Tipos de precios




El término precio deriva del latín pretĭum y, según la Real Academia Española (RAE), se lo entiende tanto como el valor pecuniario en que se estima algo así como también como el esfuerzo, pérdida o sufrimiento que debe soportarse para conseguir algo.

Si bien no todos los precios suponen el abono de dinero, por lo general se miden con las unidades monetarias que rigen en el país donde se los estipula.

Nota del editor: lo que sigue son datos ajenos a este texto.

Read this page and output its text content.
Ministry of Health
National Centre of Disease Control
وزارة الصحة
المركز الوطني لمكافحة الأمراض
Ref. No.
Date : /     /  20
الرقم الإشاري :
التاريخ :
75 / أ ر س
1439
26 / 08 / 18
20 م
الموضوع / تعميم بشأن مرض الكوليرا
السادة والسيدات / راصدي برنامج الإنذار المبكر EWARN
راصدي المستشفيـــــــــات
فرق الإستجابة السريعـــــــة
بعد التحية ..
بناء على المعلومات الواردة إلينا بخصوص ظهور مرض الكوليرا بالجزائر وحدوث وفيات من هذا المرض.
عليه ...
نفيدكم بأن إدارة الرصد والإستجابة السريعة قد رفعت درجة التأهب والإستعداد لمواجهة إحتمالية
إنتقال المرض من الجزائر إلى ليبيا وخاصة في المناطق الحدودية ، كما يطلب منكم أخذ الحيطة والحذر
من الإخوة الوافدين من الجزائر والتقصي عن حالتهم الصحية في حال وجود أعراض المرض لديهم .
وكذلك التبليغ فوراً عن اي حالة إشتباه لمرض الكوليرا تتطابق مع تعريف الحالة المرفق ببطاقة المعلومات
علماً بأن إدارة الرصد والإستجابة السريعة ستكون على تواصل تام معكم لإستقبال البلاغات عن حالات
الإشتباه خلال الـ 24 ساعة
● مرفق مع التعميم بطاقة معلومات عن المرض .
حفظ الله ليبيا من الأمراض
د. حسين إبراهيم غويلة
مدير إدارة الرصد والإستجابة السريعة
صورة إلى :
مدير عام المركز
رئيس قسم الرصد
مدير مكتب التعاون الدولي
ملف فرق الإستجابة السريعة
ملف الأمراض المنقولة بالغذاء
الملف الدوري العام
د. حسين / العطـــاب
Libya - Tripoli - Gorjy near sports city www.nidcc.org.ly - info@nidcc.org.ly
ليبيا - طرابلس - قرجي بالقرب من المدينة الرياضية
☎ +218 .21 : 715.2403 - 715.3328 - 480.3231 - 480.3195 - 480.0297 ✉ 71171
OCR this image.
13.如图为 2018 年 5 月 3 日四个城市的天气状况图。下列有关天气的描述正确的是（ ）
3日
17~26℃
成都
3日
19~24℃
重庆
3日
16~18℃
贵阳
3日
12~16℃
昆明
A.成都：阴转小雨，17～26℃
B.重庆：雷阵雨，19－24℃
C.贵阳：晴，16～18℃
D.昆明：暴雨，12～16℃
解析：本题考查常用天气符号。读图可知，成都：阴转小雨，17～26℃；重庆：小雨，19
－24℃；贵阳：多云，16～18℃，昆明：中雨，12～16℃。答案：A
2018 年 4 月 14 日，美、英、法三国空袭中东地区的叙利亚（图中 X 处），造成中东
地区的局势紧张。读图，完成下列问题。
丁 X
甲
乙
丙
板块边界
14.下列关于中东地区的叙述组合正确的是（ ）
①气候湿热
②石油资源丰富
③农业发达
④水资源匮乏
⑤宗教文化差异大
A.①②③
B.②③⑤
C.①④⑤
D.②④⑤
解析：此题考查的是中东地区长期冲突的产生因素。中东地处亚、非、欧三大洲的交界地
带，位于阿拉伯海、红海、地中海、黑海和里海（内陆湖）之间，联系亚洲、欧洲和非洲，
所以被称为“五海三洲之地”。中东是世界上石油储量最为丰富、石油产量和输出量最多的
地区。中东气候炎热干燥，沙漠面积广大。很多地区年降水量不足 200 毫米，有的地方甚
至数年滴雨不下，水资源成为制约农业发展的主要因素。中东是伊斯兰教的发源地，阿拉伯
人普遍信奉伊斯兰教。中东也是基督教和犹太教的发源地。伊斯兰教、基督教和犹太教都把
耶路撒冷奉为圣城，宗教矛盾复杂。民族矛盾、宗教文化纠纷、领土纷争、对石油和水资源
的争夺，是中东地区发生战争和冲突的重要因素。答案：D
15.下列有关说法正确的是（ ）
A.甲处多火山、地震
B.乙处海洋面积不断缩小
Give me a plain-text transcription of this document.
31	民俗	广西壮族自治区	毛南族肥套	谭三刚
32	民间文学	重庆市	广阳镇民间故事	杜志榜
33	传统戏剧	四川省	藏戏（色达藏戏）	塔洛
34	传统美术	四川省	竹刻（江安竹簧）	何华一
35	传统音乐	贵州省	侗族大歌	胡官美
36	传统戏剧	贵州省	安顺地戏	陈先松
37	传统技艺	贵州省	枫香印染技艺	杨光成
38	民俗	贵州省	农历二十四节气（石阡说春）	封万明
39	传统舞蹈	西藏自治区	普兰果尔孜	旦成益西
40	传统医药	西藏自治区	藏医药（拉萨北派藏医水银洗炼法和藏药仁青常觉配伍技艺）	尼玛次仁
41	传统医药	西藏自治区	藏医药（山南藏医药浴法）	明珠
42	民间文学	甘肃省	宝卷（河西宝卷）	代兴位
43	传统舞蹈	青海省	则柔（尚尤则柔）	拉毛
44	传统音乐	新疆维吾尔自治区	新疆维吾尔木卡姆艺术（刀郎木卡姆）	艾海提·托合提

Además, de acuerdo a las características que presente el monto fijado y la finalidad que persiga el hecho de ponerle precio a algo, se puede hacer referencia a distintas categorías relacionadas a la formación de precios.

Está, por ejemplo, el precio de afección (el cual supone la elevación del precio ordinario por el afecto o naturaleza especial que pueda tener un objeto que su dueño pone a la venta) y el precio de eficiencia (aquel que corresponde al precio específico con que una sociedad valora a un determinado producto pero teniendo en cuenta los beneficios netos indirectos), aunque las opciones no se limitan a las mencionadas.

Según los expertos en cuestiones comerciales y económicas, hay además precios de lanzamiento (valor bajo en relación al precio de mercado que se le pone a un producto cuando se lo presenta e intenta posicionarlo frente a los consumidores), precio de mercado, precio natural, precio público, precio recomendado de venta al público, precio sombra, precios constantes, precios corrientes y precios de transferencia, por citar otras formas de medir el valor de un bien y/o servicio.